Rory Block
Figure majeure et pourtant farouchement indépendante du blues acoustique contemporain, Rory Block occupe une place singulière dans l’histoire des musiques américaines. À la fois interprète, compositrice, pédagogue informelle et archiviste vivante d’un répertoire menacé d’oubli, elle incarne une fidélité rare aux racines du blues rural tout en affirmant une voix profondément personnelle. Son parcours est celui d’une musicienne qui n’a jamais cherché la lumière des courants dominants, préférant une trajectoire exigeante, fondée sur la transmission, la rigueur stylistique et une liberté artistique totale.
Née en 1949 à Princeton, dans le New Jersey, Rory Block grandit dans un environnement atypique : ses parents tiennent un café à Greenwich Village, alors épicentre du folk revival new-yorkais. Elle y côtoie, encore adolescente, des figures devenues mythiques telles que Son House, Reverend Gary Davis ou Mississippi John Hurt. Cette proximité n’est pas anecdotique : elle façonne une relation directe, presque filiale, avec la tradition du blues pré-Seconde Guerre mondiale. Très tôt, Block choisit la guitare acoustique comme outil principal, s’immergeant dans les techniques complexes du fingerpicking, des accordages ouverts et du jeu slide, qu’elle apprend non par imitation scolaire mais par absorption patiente et respectueuse.
À la fin des années 1960, refusant toute facilité, elle part seule sur les routes des États-Unis, jouant dans les cafés, les rues et les clubs, souvent dans des conditions précaires. Cette période forge non seulement sa technique, d’une précision redoutable, mais aussi son rapport frontal au public : Rory Block joue pour raconter, transmettre, faire revivre. Son jeu n’est jamais décoratif ; il est narratif, habité, presque documentaire. Elle s’impose progressivement comme l’une des rares musiciennes capables de restituer avec authenticité les styles spécifiques de maîtres comme Blind Willie Johnson, Skip James ou Mississippi Fred McDowell, sans jamais tomber dans la simple reconstitution muséale.
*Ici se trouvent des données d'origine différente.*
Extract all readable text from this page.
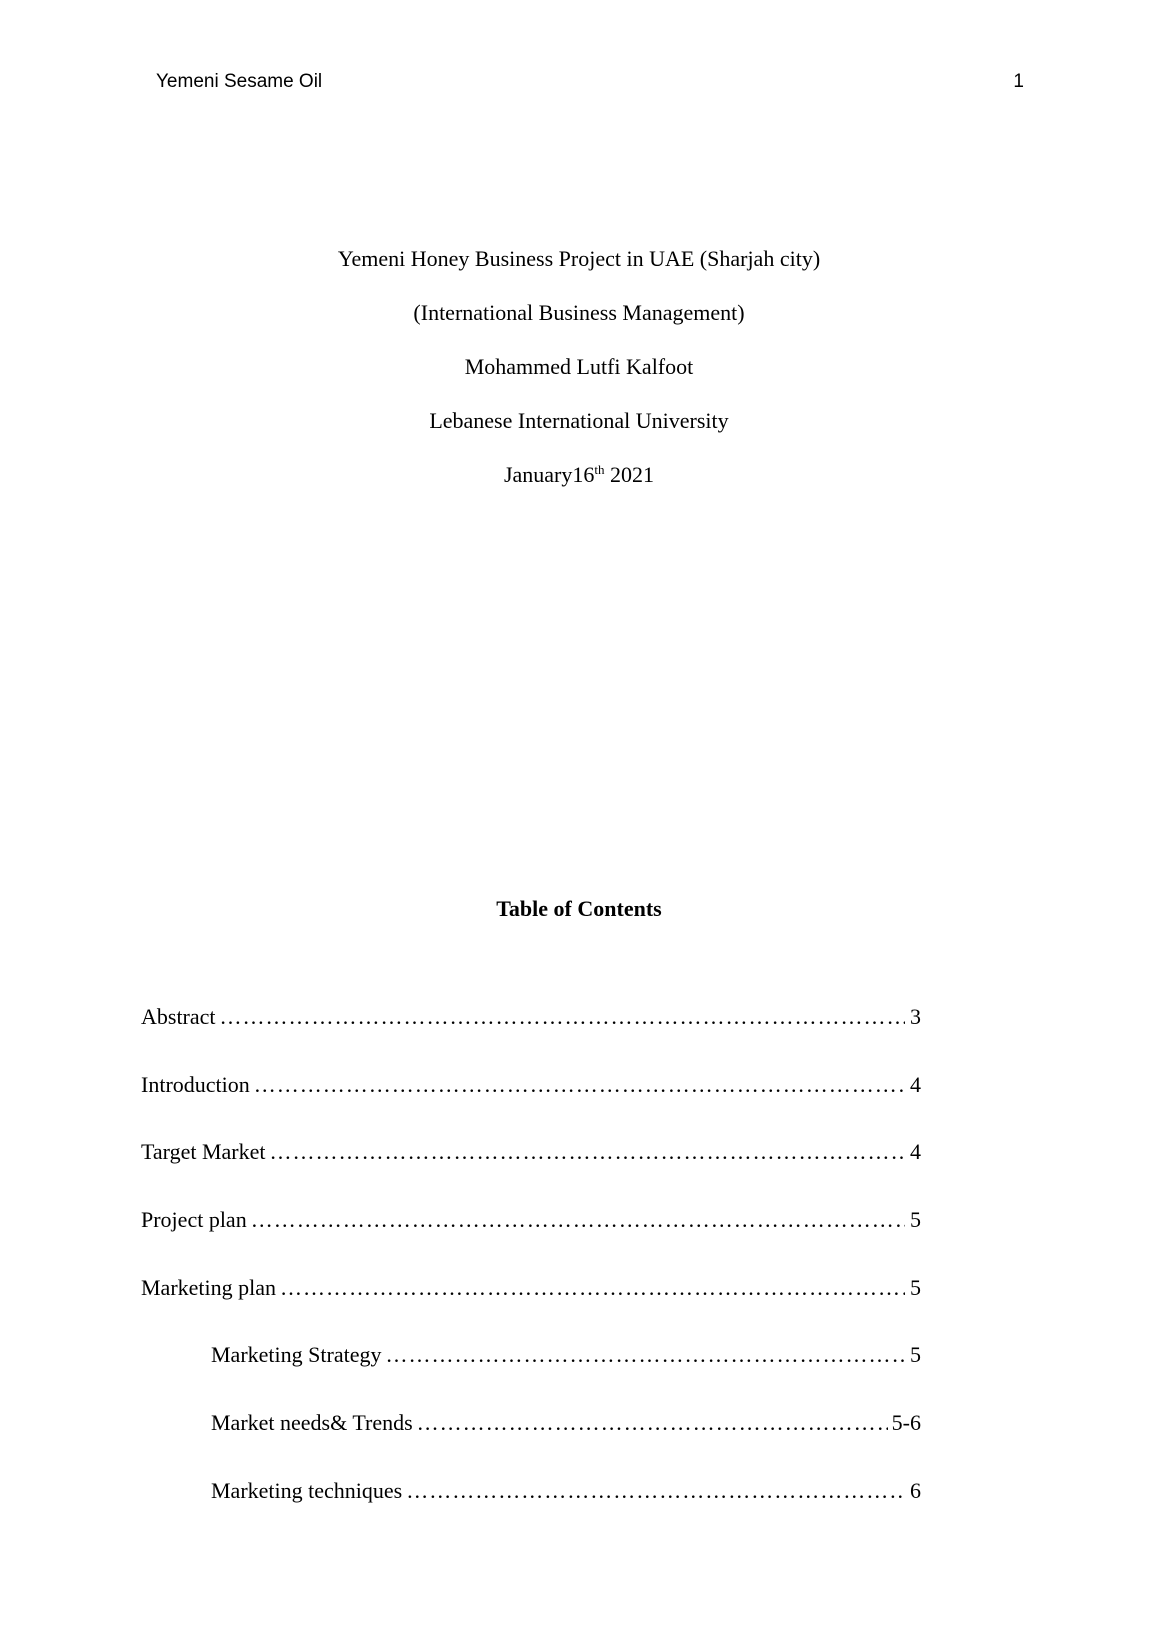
Yemeni Sesame Oil	1
Yemeni Honey Business Project in UAE (Sharjah city)
(International Business Management)
Mohammed Lutfi Kalfoot
Lebanese International University
January16th 2021
Table of Contents
Abstract ……………………………………………………………………………………………………………………………………	3
Introduction ……………………………………………………………………………………………………………………………………	4
Target Market ……………………………………………………………………………………………………………………………………	4
Project plan ……………………………………………………………………………………………………………………………………	5
Marketing plan ……………………………………………………………………………………………………………………………………	5
Marketing Strategy ……………………………………………………………………………………………………………………………………	5
Market needs& Trends ……………………………………………………………………………………………………………………………………	5-6
Marketing techniques ……………………………………………………………………………………………………………………………………	6
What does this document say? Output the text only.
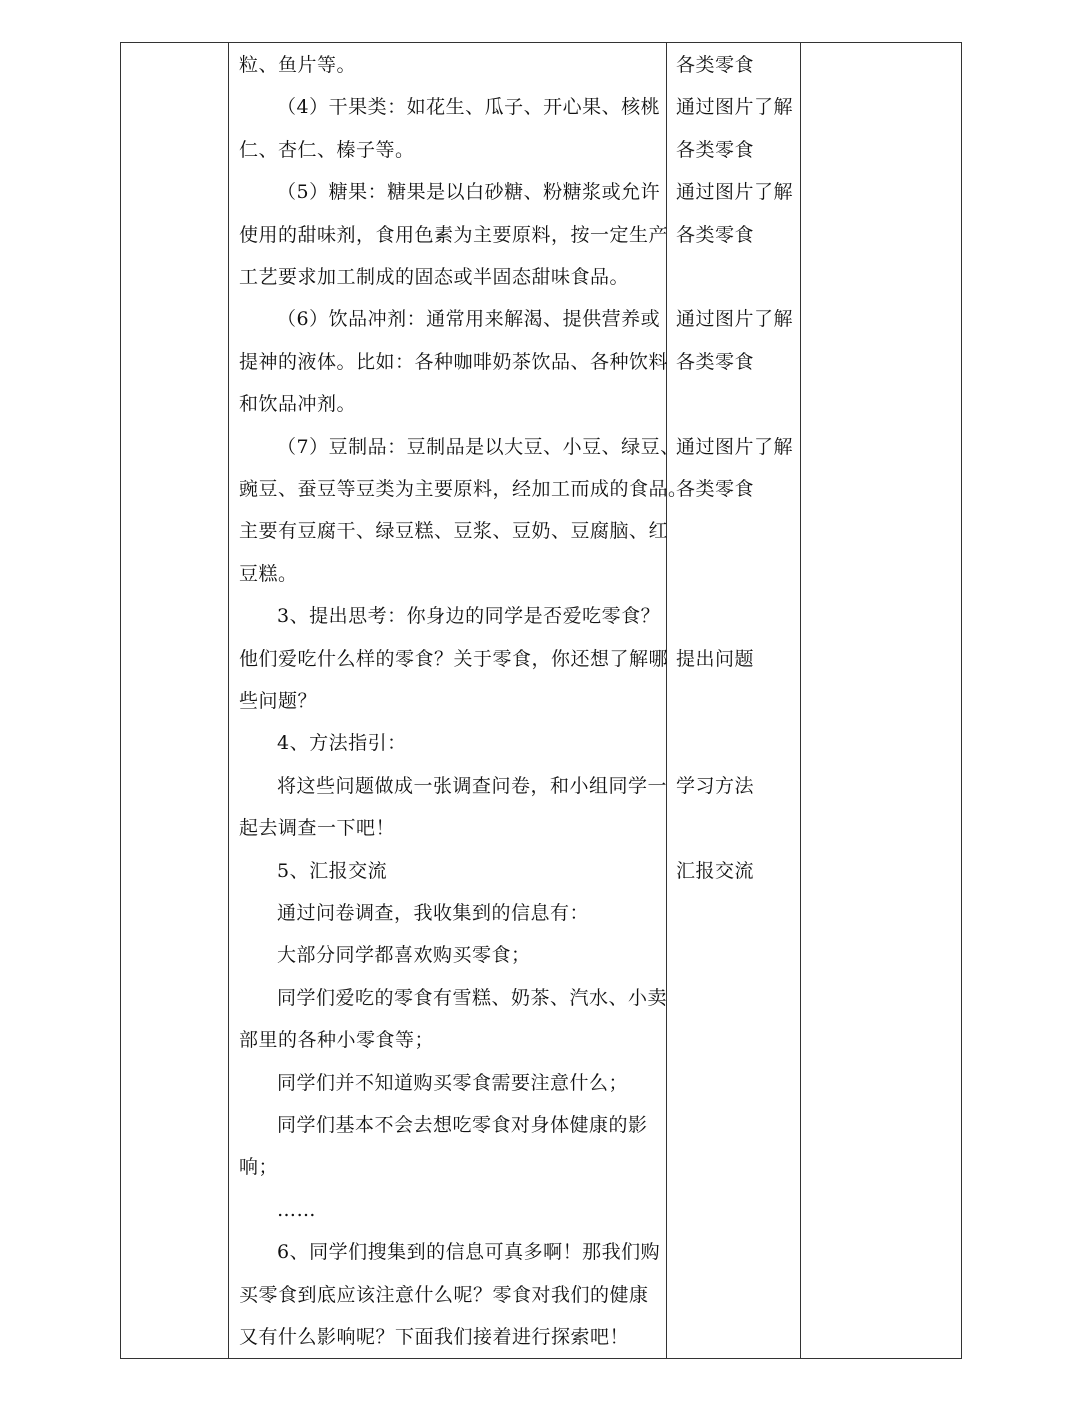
粒、鱼片等。
（4）干果类：如花生、瓜子、开心果、核桃
仁、杏仁、榛子等。
（5）糖果：糖果是以白砂糖、粉糖浆或允许
使用的甜味剂，食用色素为主要原料，按一定生产
工艺要求加工制成的固态或半固态甜味食品。
（6）饮品冲剂：通常用来解渴、提供营养或
提神的液体。比如：各种咖啡奶茶饮品、各种饮料
和饮品冲剂。
（7）豆制品：豆制品是以大豆、小豆、绿豆、
豌豆、蚕豆等豆类为主要原料，经加工而成的食品。
主要有豆腐干、绿豆糕、豆浆、豆奶、豆腐脑、红
豆糕。
3、提出思考：你身边的同学是否爱吃零食？
他们爱吃什么样的零食？关于零食，你还想了解哪
些问题？
4、方法指引：
将这些问题做成一张调查问卷，和小组同学一
起去调查一下吧！
5、汇报交流
通过问卷调查，我收集到的信息有：
大部分同学都喜欢购买零食；
同学们爱吃的零食有雪糕、奶茶、汽水、小卖
部里的各种小零食等；
同学们并不知道购买零食需要注意什么；
同学们基本不会去想吃零食对身体健康的影
响；
……
6、同学们搜集到的信息可真多啊！那我们购
买零食到底应该注意什么呢？零食对我们的健康
又有什么影响呢？下面我们接着进行探索吧！
各类零食
通过图片了解
各类零食
通过图片了解
各类零食
通过图片了解
各类零食
通过图片了解
各类零食
提出问题
学习方法
汇报交流
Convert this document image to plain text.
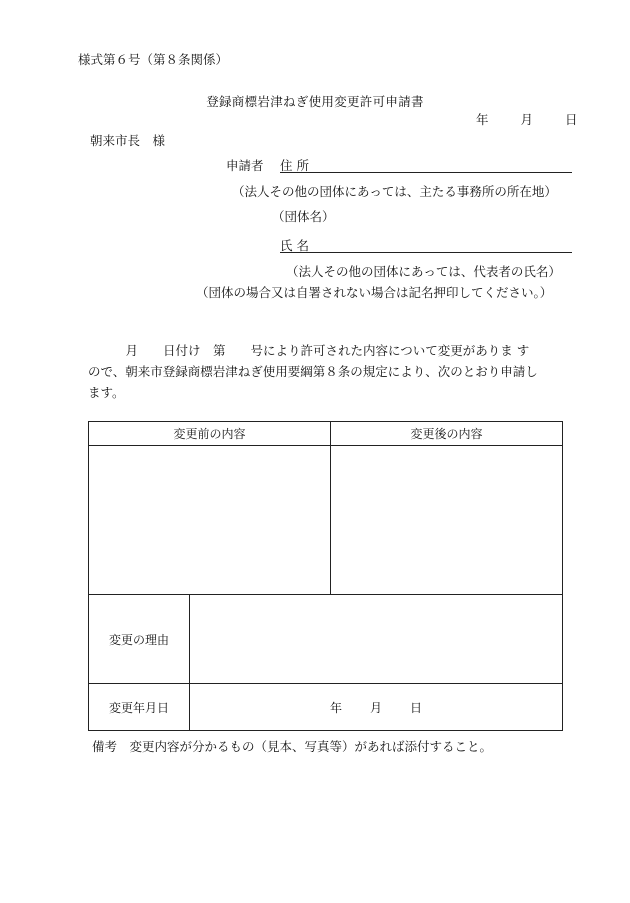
様式第６号（第８条関係）
登録商標岩津ねぎ使用変更許可申請書
年	月	日
朝来市長　様
申請者 住所
（法人その他の団体にあっては、主たる事務所の所在地）
（団体名）
氏名
（法人その他の団体にあっては、代表者の氏名）
（団体の場合又は自署されない場合は記名押印してください。）
　　　月　　日付け　第　　号により許可された内容について変更がありま す
ので、朝来市登録商標岩津ねぎ使用要綱第８条の規定により、次のとおり申請し
ます。
変更前の内容		変更後の内容

変更の理由		
変更年月日	年 月 日	
備考　変更内容が分かるもの（見本、写真等）があれば添付すること。
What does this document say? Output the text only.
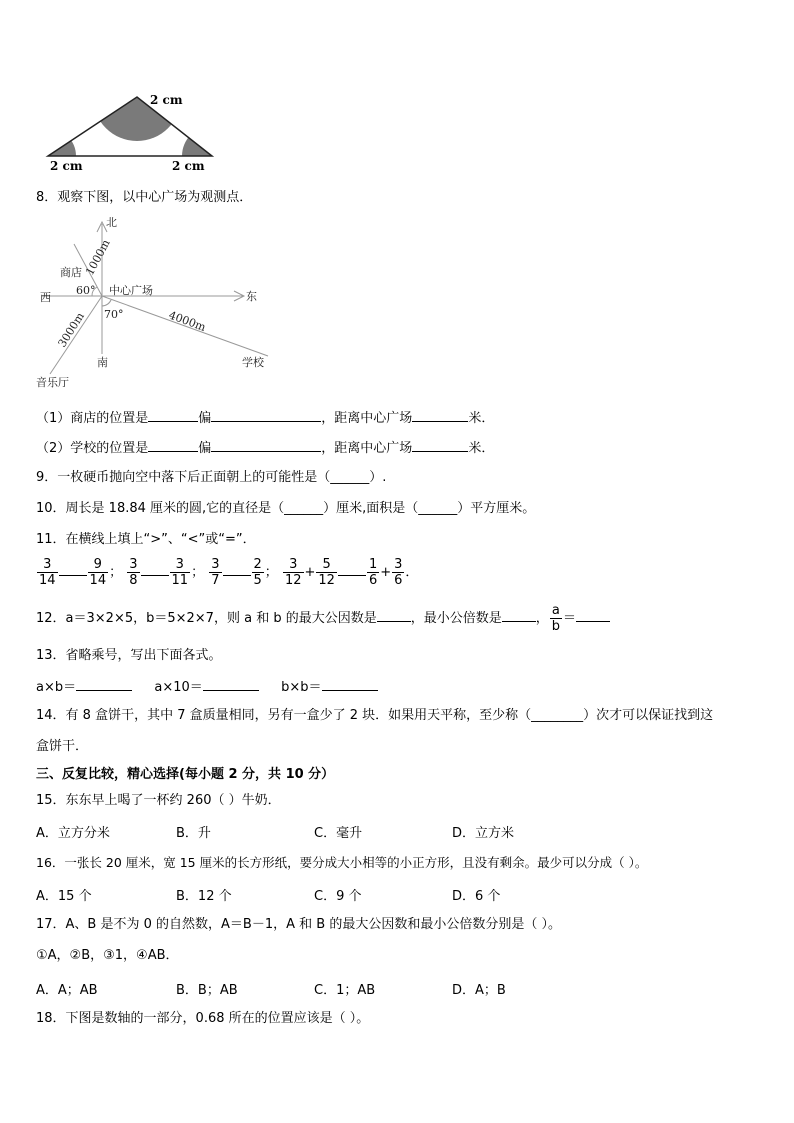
2 cm
2 cm	2 cm
8．观察下图，以中心广场为观测点．
北
南
东
西
中心广场
商店
学校
音乐厅
1000m
4000m
3000m
60°
70°
（1）商店的位置是	偏	，距离中心广场	米．
（2）学校的位置是	偏	，距离中心广场	米．
9．一枚硬币抛向空中落下后正面朝上的可能性是（______）.
10．周长是 18.84 厘米的圆,它的直径是（______）厘米,面积是（______）平方厘米。
11．在横线上填上“>”、“<”或“=”．
$\frac{3}{14} \frac{9}{14}$ ； $\frac{3}{8} \frac{3}{11}$ ； $\frac{3}{7} \frac{2}{5}$ ； $\frac{3}{12} + \frac{5}{12} \frac{1}{6} + \frac{3}{6}$ ．
12．a＝3×2×5，b＝5×2×7，则 a 和 b 的最大公因数是	，最小公倍数是	， $\frac{a}{b}$ ＝
13．省略乘号，写出下面各式。
a×b＝	a×10＝	b×b＝
14．有 8 盒饼干，其中 7 盒质量相同，另有一盒少了 2 块．如果用天平称，至少称（________）次才可以保证找到这
盒饼干．
三、反复比较，精心选择(每小题 2 分，共 10 分）
15．东东早上喝了一杯约 260（ ）牛奶．
A．立方分米	B．升	C．毫升	D．立方米
16．一张长 20 厘米，宽 15 厘米的长方形纸，要分成大小相等的小正方形，且没有剩余。最少可以分成（ ）。
A．15 个	B．12 个	C．9 个	D．6 个
17．A、B 是不为 0 的自然数，A＝B－1，A 和 B 的最大公因数和最小公倍数分别是（ ）。
①A，②B，③1，④AB．
A．A；AB	B．B；AB	C．1；AB	D．A；B
18．下图是数轴的一部分，0.68 所在的位置应该是（ ）。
Sa discographie, entamée dans les années 1970, témoigne d’un équilibre subtil entre hommage et création personnelle. Les albums de la série Mentor Series, consacrés chacun à une figure tutélaire du blues, constituent sans doute l’un de ses apports majeurs : loin de simples reprises, ces enregistrements contextualisent, expliquent et incarnent des styles souvent mal compris ou dilués par le blues électrique moderne. Rory Block y démontre une érudition profonde, mais surtout une capacité rare à faire ressentir la chair émotionnelle de cette musique — la solitude, la foi, la dureté sociale, mais aussi la dignité et la résistance.
Parallèlement à ce travail de passeuse, elle développe une œuvre originale marquée par une écriture sobre, introspective, souvent autobiographique. Ses compositions abordent la condition féminine, la liberté, la marginalité, le passage du temps, avec une sincérité désarmante. Dans un univers historiquement dominé par des figures masculines, Rory Block n’a jamais cherché à se conformer ni à revendiquer par slogan : son féminisme est celui de l’exemple, de la maîtrise, de la persévérance. Elle impose sa place par le jeu, par la connaissance, par la constance.
Indépendante jusqu’au bout, elle fonde son propre label, Aurora Productions, afin de conserver un contrôle total sur sa musique, son rythme de production et ses choix artistiques. Cette autonomie explique aussi sa longévité et la cohérence de son œuvre : Rory Block n’a jamais sacrifié l’essentiel à la mode ou au marché. Sur scène, souvent seule avec sa guitare — parfois une National steel pour le slide — elle offre des concerts d’une intensité presque hypnotique, où chaque morceau devient une histoire transmise de bouche à oreille, de corde à corde.
Aujourd’hui encore, Rory Block reste une référence absolue pour les amateurs de blues acoustique, mais aussi pour tous ceux qui s’intéressent à la notion de mémoire musicale vivante. Elle n’est pas seulement une interprète exceptionnelle ; elle est un lien direct entre le blues des origines et l’auditeur contemporain. À l’heure où tant de traditions se diluent ou se folklorisent, son œuvre rappelle que le blues n’est pas un style figé, mais une parole incarnée, exigeante, profondément humaine.